Phase 1b/2a Clinical Program Resumes Enrollment and Dosing in DMD Patients
Preliminary Clinical Data to be presented at Upcoming Medical Conference
Read the news release from DART Therapeutics:
DART Therapeutics Continues Clinical Development of HT-100 for Duchenne Muscular Dystrophy
Cambridge, Mass.—June 12, 2014—DART Therapeutics Inc., an innovative, new-model biotechnology firm focused on developing therapies for Duchenne muscular dystrophy (DMD), announced today that it has resumed clinical development for its lead drug candidate, HT-100 (delayed-release halofuginone) an orally available, small molecule drug candidate intended to reduce fibrosis and inflammation and promote healthy muscle regeneration in boys with DMD. The company will continue to enroll and dose DMD patients in this ongoing phase 1b/2a clinical study to evaluate the safety and tolerability of increasing doses of HT-100, and explore trends in a range of efficacy endpoints. Preliminary clinical data on the first patient cohorts in this study will be presented at the 2014 New Directions in Biology and Disease of Skeletal Muscle Conference being held June 29 to July 2, 2014 in Chicago.
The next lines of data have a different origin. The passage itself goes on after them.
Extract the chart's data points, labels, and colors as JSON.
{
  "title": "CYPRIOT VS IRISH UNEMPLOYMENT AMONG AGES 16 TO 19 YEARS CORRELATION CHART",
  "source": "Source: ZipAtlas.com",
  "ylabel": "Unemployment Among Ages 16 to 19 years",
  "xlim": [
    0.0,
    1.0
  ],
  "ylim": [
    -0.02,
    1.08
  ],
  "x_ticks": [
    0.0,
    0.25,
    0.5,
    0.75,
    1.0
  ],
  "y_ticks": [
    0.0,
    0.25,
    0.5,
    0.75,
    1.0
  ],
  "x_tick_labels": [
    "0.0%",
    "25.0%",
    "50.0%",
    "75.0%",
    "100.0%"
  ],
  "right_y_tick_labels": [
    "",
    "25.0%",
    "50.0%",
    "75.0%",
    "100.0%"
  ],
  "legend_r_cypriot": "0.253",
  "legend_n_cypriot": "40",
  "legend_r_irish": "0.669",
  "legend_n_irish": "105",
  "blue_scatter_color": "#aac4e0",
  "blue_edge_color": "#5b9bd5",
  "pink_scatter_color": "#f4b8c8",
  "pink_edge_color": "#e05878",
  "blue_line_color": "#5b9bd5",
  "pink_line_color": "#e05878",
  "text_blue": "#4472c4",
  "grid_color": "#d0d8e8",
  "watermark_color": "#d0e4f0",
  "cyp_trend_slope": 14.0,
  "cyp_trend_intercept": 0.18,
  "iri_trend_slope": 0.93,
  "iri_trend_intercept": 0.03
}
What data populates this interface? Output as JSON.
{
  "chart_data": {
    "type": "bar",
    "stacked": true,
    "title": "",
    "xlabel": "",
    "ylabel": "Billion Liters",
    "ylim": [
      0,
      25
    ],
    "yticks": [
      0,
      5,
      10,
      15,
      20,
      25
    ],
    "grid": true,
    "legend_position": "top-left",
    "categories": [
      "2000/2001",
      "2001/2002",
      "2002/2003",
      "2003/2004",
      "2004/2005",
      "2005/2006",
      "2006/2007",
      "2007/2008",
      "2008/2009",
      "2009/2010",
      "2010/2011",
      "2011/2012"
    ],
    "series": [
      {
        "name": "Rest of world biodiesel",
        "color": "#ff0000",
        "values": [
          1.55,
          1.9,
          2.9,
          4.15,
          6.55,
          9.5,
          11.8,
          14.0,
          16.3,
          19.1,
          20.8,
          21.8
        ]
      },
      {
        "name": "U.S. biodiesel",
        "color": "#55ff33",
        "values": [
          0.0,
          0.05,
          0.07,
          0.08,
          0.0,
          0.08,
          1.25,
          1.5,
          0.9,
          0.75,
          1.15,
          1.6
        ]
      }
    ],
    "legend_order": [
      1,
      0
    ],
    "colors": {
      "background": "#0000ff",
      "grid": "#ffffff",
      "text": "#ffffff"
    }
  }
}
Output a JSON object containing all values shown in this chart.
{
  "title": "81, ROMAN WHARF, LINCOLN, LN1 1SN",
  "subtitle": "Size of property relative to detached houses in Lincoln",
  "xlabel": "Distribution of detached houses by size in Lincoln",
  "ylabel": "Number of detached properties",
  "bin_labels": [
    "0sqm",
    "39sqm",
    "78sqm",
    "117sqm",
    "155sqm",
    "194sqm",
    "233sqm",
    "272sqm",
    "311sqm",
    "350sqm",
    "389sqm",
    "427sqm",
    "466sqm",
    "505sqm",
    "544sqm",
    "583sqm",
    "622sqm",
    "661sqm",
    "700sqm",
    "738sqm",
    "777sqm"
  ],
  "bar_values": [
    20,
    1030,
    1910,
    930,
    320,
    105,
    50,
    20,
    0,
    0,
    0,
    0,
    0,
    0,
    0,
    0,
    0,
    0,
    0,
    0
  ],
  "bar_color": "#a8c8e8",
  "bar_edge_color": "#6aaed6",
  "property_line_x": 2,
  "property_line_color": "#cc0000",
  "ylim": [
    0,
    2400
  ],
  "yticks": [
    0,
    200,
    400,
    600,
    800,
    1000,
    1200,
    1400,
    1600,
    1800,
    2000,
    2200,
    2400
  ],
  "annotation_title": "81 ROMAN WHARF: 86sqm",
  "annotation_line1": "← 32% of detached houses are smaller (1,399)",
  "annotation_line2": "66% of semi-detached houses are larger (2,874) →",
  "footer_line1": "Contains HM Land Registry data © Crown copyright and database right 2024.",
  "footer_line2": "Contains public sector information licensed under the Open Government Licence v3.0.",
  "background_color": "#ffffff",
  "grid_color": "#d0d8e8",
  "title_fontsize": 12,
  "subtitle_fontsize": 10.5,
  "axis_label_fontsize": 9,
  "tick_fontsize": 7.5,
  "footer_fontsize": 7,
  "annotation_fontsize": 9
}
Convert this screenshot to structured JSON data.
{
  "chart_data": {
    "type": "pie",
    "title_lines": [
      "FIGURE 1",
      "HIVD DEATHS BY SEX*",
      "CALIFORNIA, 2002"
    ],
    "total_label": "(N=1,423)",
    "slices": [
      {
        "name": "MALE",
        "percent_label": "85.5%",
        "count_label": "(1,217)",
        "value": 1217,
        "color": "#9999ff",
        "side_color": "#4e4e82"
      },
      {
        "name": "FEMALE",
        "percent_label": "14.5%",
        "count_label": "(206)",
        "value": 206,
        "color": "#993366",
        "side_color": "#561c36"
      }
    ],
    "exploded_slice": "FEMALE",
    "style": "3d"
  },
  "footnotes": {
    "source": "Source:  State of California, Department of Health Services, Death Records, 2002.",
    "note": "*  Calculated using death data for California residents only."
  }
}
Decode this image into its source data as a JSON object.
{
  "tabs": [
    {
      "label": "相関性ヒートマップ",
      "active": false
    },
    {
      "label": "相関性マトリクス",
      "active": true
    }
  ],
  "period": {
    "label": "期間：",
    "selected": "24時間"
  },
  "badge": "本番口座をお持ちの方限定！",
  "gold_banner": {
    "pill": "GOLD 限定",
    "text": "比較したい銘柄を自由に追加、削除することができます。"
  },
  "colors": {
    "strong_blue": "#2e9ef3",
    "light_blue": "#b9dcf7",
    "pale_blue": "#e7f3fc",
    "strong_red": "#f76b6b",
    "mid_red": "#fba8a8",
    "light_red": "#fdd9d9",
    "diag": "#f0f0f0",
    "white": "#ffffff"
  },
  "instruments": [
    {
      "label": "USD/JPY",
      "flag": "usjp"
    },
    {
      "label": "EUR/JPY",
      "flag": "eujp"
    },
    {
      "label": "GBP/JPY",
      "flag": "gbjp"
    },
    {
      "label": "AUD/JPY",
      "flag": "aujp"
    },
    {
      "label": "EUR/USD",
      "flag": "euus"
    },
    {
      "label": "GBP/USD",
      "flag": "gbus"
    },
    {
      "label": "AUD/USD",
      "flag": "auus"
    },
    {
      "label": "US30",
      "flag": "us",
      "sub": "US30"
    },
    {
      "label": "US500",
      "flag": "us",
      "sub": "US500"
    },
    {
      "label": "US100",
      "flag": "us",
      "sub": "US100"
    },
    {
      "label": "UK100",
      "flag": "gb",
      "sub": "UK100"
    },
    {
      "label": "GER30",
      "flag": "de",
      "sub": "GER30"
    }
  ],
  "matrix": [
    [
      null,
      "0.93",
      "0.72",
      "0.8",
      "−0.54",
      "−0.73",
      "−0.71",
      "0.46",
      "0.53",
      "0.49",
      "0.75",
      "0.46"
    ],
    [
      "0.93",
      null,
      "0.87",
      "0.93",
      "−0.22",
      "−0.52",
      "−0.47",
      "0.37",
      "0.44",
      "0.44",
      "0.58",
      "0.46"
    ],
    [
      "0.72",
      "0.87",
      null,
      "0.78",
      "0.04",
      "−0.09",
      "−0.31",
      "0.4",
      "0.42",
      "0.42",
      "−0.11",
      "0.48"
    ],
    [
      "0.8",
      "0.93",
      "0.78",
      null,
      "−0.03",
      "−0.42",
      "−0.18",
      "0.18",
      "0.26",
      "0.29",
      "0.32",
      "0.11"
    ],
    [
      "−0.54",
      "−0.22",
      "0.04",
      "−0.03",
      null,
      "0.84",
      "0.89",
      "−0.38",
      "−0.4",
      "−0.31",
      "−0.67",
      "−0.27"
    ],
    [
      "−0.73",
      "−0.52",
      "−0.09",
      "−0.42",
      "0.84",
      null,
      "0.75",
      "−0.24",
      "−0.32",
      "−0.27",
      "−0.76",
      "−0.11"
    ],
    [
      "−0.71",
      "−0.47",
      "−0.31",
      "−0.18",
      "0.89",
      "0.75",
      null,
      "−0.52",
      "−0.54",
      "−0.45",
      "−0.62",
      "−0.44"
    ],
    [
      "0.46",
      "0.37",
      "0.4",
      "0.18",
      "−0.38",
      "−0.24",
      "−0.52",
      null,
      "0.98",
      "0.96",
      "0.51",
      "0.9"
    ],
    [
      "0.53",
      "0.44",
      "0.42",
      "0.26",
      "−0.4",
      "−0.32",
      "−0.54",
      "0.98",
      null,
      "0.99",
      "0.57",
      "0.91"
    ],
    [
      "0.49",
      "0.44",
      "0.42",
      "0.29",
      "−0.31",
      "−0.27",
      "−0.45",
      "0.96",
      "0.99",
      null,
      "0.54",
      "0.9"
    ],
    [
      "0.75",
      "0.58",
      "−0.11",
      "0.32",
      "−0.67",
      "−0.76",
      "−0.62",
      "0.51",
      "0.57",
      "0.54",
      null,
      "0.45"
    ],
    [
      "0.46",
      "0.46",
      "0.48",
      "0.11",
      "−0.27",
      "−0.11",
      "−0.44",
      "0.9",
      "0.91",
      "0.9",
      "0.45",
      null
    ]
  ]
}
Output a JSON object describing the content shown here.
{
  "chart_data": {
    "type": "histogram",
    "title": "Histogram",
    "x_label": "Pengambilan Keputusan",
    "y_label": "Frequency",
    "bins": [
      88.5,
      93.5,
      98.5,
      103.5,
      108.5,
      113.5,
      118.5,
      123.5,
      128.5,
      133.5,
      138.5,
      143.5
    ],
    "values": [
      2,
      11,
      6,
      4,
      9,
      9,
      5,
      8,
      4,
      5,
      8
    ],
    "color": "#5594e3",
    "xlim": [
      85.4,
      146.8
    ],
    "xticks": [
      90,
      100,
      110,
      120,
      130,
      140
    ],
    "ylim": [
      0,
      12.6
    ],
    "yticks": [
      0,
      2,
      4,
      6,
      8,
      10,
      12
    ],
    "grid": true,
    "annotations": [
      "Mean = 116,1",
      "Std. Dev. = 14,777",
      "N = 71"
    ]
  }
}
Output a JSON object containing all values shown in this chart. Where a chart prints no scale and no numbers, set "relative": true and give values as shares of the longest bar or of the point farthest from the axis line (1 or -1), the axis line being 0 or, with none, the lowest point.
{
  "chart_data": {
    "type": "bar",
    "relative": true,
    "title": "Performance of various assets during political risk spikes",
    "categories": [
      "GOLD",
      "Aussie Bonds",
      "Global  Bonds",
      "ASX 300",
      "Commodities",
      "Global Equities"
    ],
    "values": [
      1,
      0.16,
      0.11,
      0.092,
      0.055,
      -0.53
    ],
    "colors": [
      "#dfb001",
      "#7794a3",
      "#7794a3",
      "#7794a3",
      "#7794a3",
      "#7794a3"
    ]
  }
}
“We are pleased to resume clinical development of HT-100, following positive interactions with the FDA,” said Marc B. Blaustein, CEO of DART Therapeutics. “HT-100 has the potential to not only address major pathologies associated with DMD, including fibrosis and inflammation, but also to promote healthy muscle regeneration. We look forward to presenting preliminary data on the on-going Phase 1b/2a clinical study in the coming weeks.”
The phase 1b/2a multi-center clinical program is enrolling 30 boys and young men aged six through 20 with DMD, both ambulatory and non-ambulatory, enabling investigators to evaluate HT-100 in a broad patient population. The study is designed to evaluate the safety and tolerability of a series of increasing doses of HT-100. In addition, the study has also been designed to assess trends in a range of exploratory biomarkers and efficacy endpoints. The study’s biomarkers include plasma-derived measures of fibrosis formation and degradation in muscle that have been validated in other disease states. The clinical outcome endpoints include motor function and muscle strength tests as well as measures of pulmonary and cardiac function.
HT-100 (delayed-release halofuginone) is an orally available, small molecule drug candidate designed to reduce fibrosis and inflammation and promote healthy muscle fiber regeneration in DMD patients. HT-100, which has been granted orphan designation for DMD in both the U.S. and E.U., is being developed by DART subsidiary Halo Therapeutics, LLC.